Miriam Ferrarin llevaba en Londres una vida que desde afuera podía parecer resuelta. Tenía una casa, un empleo estable y una rutina definida. Había trabajado en el área financiera de una compañía del grupo British Airways y después en una reconocida discográfica internacional.
Sin embargo, comenzó a pensar que la estabilidad no compensaba la sensación de estar aplazando el proyecto que realmente deseaba. En junio de 2024 inició un viaje en solitario que, dos años después, ya la había llevado por 75 países.

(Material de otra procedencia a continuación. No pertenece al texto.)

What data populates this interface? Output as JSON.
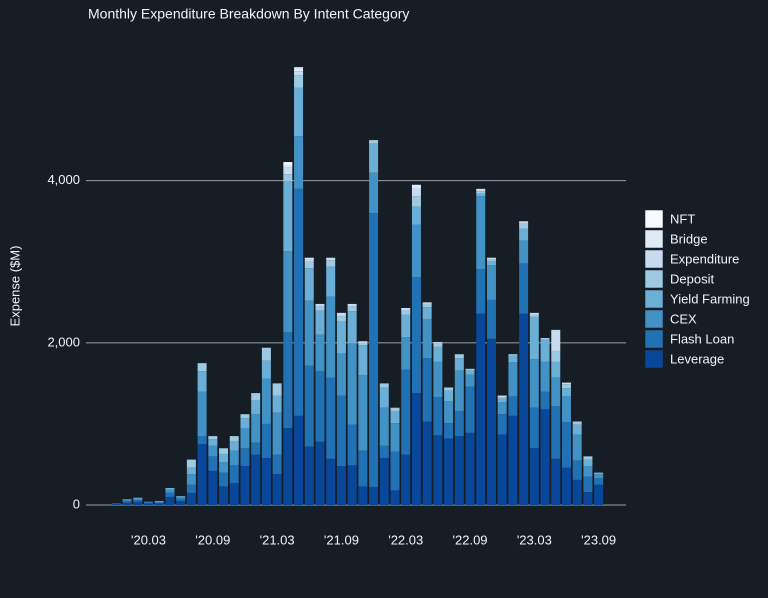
{
  "chart_data": {
    "type": "stacked_bar",
    "title": "Monthly Expenditure Breakdown By Intent Category",
    "y_label": "Expense ($M)",
    "categories": [
      null,
      null,
      null,
      "'20.03",
      null,
      null,
      null,
      null,
      null,
      "'20.09",
      null,
      null,
      null,
      null,
      null,
      "'21.03",
      null,
      null,
      null,
      null,
      null,
      "'21.09",
      null,
      null,
      null,
      null,
      null,
      "'22.03",
      null,
      null,
      null,
      null,
      null,
      "'22.09",
      null,
      null,
      null,
      null,
      null,
      "'23.03",
      null,
      null,
      null,
      null,
      null,
      "'23.09"
    ],
    "ylim": [
      0,
      5600
    ],
    "yticks": [
      0,
      {
        "value": 2000,
        "label": "2,000"
      },
      {
        "value": 4000,
        "label": "4,000"
      }
    ],
    "grid": true,
    "legend": "right",
    "series": [
      {
        "name": "Leverage",
        "color": "#08479a",
        "values": [
          10,
          30,
          40,
          20,
          20,
          100,
          50,
          150,
          750,
          420,
          230,
          270,
          480,
          620,
          580,
          380,
          950,
          1100,
          720,
          780,
          570,
          480,
          490,
          230,
          220,
          580,
          180,
          620,
          1380,
          1030,
          860,
          820,
          850,
          890,
          2360,
          2050,
          870,
          1100,
          2360,
          700,
          1180,
          570,
          460,
          310,
          160,
          250
        ]
      },
      {
        "name": "Flash Loan",
        "color": "#2171b5",
        "values": [
          5,
          20,
          20,
          10,
          10,
          50,
          30,
          100,
          100,
          180,
          170,
          220,
          220,
          150,
          420,
          240,
          1180,
          2800,
          1000,
          870,
          1000,
          870,
          500,
          440,
          3380,
          150,
          480,
          1050,
          1430,
          780,
          470,
          190,
          310,
          570,
          550,
          480,
          250,
          240,
          620,
          500,
          220,
          650,
          560,
          240,
          190,
          80
        ]
      },
      {
        "name": "CEX",
        "color": "#4292c6",
        "values": [
          5,
          10,
          20,
          10,
          10,
          40,
          20,
          130,
          550,
          130,
          130,
          180,
          250,
          350,
          560,
          520,
          1000,
          650,
          800,
          450,
          1000,
          520,
          1000,
          930,
          500,
          470,
          350,
          400,
          650,
          480,
          440,
          270,
          500,
          150,
          900,
          430,
          150,
          420,
          280,
          600,
          370,
          350,
          320,
          320,
          130,
          50
        ]
      },
      {
        "name": "Yield Farming",
        "color": "#6baed6",
        "values": [
          0,
          10,
          10,
          0,
          10,
          20,
          10,
          80,
          250,
          80,
          100,
          120,
          120,
          170,
          220,
          210,
          870,
          600,
          400,
          300,
          370,
          400,
          400,
          370,
          360,
          250,
          150,
          280,
          220,
          150,
          180,
          130,
          150,
          50,
          30,
          50,
          40,
          80,
          150,
          520,
          270,
          200,
          100,
          120,
          80,
          20
        ]
      },
      {
        "name": "Deposit",
        "color": "#9ecae1",
        "values": [
          0,
          0,
          0,
          0,
          0,
          0,
          0,
          100,
          100,
          40,
          70,
          60,
          50,
          90,
          160,
          150,
          80,
          150,
          80,
          50,
          80,
          60,
          60,
          30,
          30,
          50,
          40,
          50,
          130,
          40,
          40,
          40,
          50,
          20,
          30,
          20,
          20,
          20,
          60,
          30,
          20,
          130,
          50,
          40,
          40,
          0
        ]
      },
      {
        "name": "Expenditure",
        "color": "#c6dbef",
        "values": [
          0,
          0,
          0,
          0,
          0,
          0,
          0,
          0,
          0,
          0,
          0,
          0,
          0,
          0,
          0,
          0,
          80,
          50,
          30,
          30,
          30,
          40,
          30,
          20,
          10,
          0,
          0,
          30,
          100,
          20,
          20,
          0,
          0,
          0,
          30,
          20,
          20,
          0,
          30,
          20,
          0,
          260,
          20,
          0,
          0,
          0
        ]
      },
      {
        "name": "Bridge",
        "color": "#deebf7",
        "values": [
          0,
          0,
          0,
          0,
          0,
          0,
          0,
          0,
          0,
          0,
          0,
          0,
          0,
          0,
          0,
          0,
          40,
          30,
          20,
          0,
          0,
          0,
          0,
          0,
          0,
          0,
          0,
          0,
          40,
          0,
          0,
          0,
          0,
          0,
          0,
          0,
          0,
          0,
          0,
          0,
          0,
          0,
          0,
          0,
          0,
          0
        ]
      },
      {
        "name": "NFT",
        "color": "#f7fbff",
        "values": [
          0,
          0,
          0,
          0,
          0,
          0,
          0,
          0,
          0,
          0,
          0,
          0,
          0,
          0,
          0,
          0,
          30,
          20,
          0,
          0,
          0,
          0,
          0,
          0,
          0,
          0,
          0,
          0,
          0,
          0,
          0,
          0,
          0,
          0,
          0,
          0,
          0,
          0,
          0,
          0,
          0,
          0,
          0,
          0,
          0,
          0
        ]
      }
    ]
  }
}
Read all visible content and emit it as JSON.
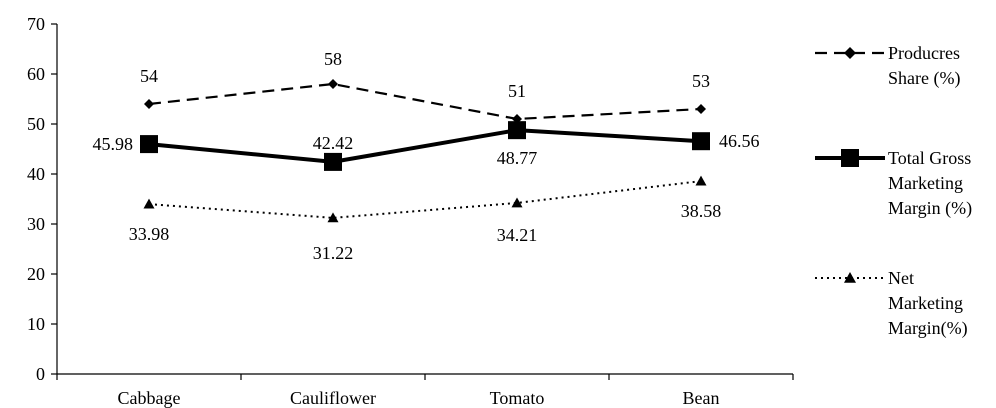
{
  "chart_data": {
    "type": "line",
    "title": "",
    "xlabel": "",
    "ylabel": "",
    "ylim": [
      0,
      70
    ],
    "yticks": [
      0,
      10,
      20,
      30,
      40,
      50,
      60,
      70
    ],
    "categories": [
      "Cabbage",
      "Cauliflower",
      "Tomato",
      "Bean"
    ],
    "grid": false,
    "legend_position": "right",
    "series": [
      {
        "name": "Producres Share (%)",
        "legend_lines": [
          "Producres",
          "Share (%)"
        ],
        "values": [
          54,
          58,
          51,
          53
        ],
        "labels": [
          "54",
          "58",
          "51",
          "53"
        ],
        "line_style": "dashed",
        "marker": "diamond",
        "color": "#000000"
      },
      {
        "name": "Total Gross Marketing Margin (%)",
        "legend_lines": [
          "Total Gross",
          "Marketing",
          "Margin (%)"
        ],
        "values": [
          45.98,
          42.42,
          48.77,
          46.56
        ],
        "labels": [
          "45.98",
          "42.42",
          "48.77",
          "46.56"
        ],
        "line_style": "solid",
        "marker": "square",
        "color": "#000000"
      },
      {
        "name": "Net Marketing Margin(%)",
        "legend_lines": [
          "Net",
          "Marketing",
          "Margin(%)"
        ],
        "values": [
          33.98,
          31.22,
          34.21,
          38.58
        ],
        "labels": [
          "33.98",
          "31.22",
          "34.21",
          "38.58"
        ],
        "line_style": "dotted",
        "marker": "triangle",
        "color": "#000000"
      }
    ]
  }
}
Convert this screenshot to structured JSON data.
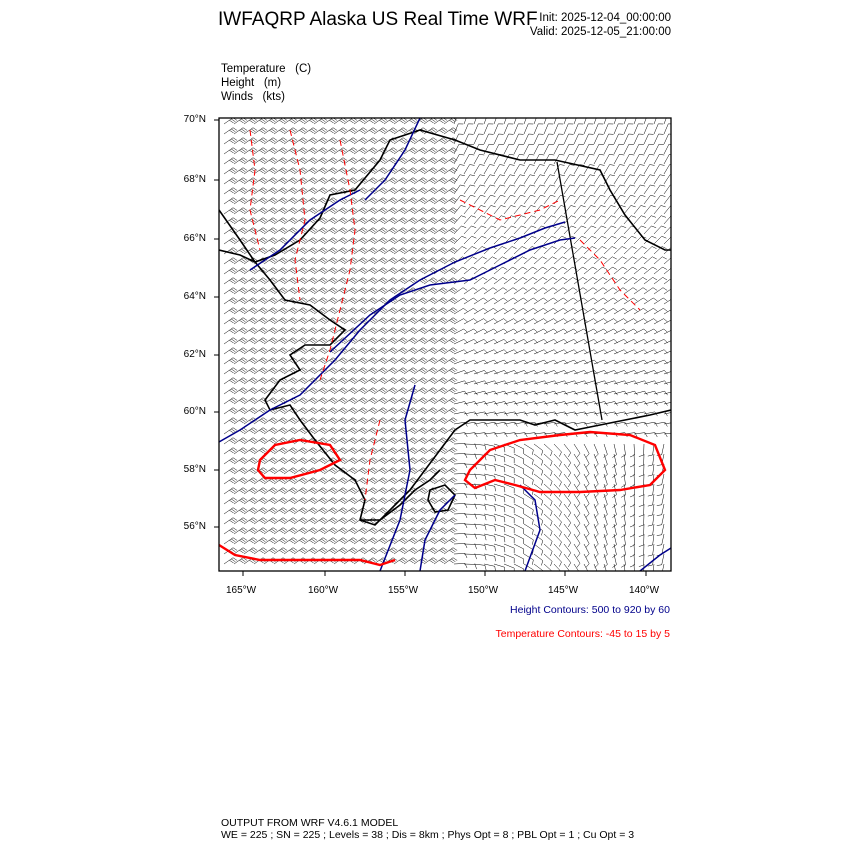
{
  "header": {
    "title": "IWFAQRP Alaska US Real Time WRF",
    "init": "Init: 2025-12-04_00:00:00",
    "valid": "Valid: 2025-12-05_21:00:00"
  },
  "fields": [
    {
      "name": "Temperature",
      "unit": "(C)"
    },
    {
      "name": "Height",
      "unit": "(m)"
    },
    {
      "name": "Winds",
      "unit": "(kts)"
    }
  ],
  "map": {
    "lat_ticks": [
      "70°N",
      "68°N",
      "66°N",
      "64°N",
      "62°N",
      "60°N",
      "58°N",
      "56°N"
    ],
    "lon_ticks": [
      "165°W",
      "160°W",
      "155°W",
      "150°W",
      "145°W",
      "140°W"
    ],
    "colors": {
      "height": "#00008b",
      "temperature": "#ff0000",
      "coast": "#000000",
      "barbs": "#000000"
    }
  },
  "legend": {
    "height_contours": "Height Contours: 500 to 920 by 60",
    "temperature_contours": "Temperature Contours: -45 to 15 by 5"
  },
  "footer": {
    "line1": "OUTPUT FROM WRF V4.6.1 MODEL",
    "line2": "WE = 225 ; SN = 225 ; Levels = 38 ; Dis = 8km ; Phys Opt = 8 ; PBL Opt = 1 ; Cu Opt = 3"
  }
}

“Podemos ganar más dinero o cambiar de trabajo, pero el tiempo que pasa no vuelve”, explicó en una entrevista con Vanity Fair Italia. Esa idea no provocó una salida impulsiva: la italiana aseguró que preparó el cambio durante meses, redujo gastos, ahorró y creó un proyecto digital relacionado con sus recorridos.
Su destino número 75 fue Armenia, a donde llegó en un tren nocturno desde Tiflis. No obstante, Ferrarin rechaza medir la experiencia por la cantidad de fronteras cruzadas. Para ella, ese número fue una consecuencia del viaje, no el objetivo.
Viajar no es coleccionar sellos en el pasaporte
Miriam podría haber visitado más países en menos tiempo, pero prefirió detenerse. Pasó dos meses en Arabia Saudita, agotó el plazo de su visa en India y recorrió regiones menos conocidas como Nagaland y Arunachal Pradesh.

“Viajar no es una competición”, afirmó. Su medida del éxito son las historias que conserva, las personas que conoce y la capacidad de permitir que cada experiencia modifique sus ideas previas.
Esa mirada también atravesó sus visitas a lugares habitualmente presentados como peligrosos. Antes de entrar en Afganistán o Irak se informó y evaluó los riesgos. Allí encontró gestos de hospitalidad que chocaron con la imagen uniforme construida desde la distancia.
En Irak, un hombre al que había conocido en las marismas mesopotámicas logró localizarla al día siguiente para pagarle una habitación. En Afganistán, otro joven la ayudó a cruzar la frontera desde Uzbekistán y luego la invitó a comer con su familia.
Ferrarin no niega los conflictos ni recomienda ignorar las advertencias. Su aprendizaje fue otro: ningún país es un bloque homogéneo y reducirlo a la violencia puede hacer que desaparezcan de la historia quienes viven allí.
Cómo financia dos años de viaje
La viajera tampoco atribuye su experiencia a una fortuna. Durante su último año en Londres dejó el departamento donde vivía y comenzó a cuidar gatos y casas a cambio de alojamiento. Mientras seguía trabajando a tiempo completo, reunió unas 12.000 libras para iniciar el recorrido.

Miriam todavía alterna los desplazamientos con períodos como cuidadora de mascotas. También vende guías digitales y ofrece asesorías de viaje. Según explicó, el recorrido no fue pagado por otra persona, sino construido con ahorro, organización y capacidad de adaptación.
La elección tiene costos: estar lejos de su familia, perderse celebraciones, no tener una vivienda estable y afrontar relaciones que muchas veces duran apenas una etapa del camino. Pero Miriam no presenta esas renuncias como una tragedia.
Después de dos años, su definición de libertad se volvió menos romántica y más concreta. No consiste en hacer cualquier cosa sin consecuencias, sino en elegir qué precio se está dispuesto a pagar por la vida que se desea. En su caso, la decisión fue dejar de posponerla.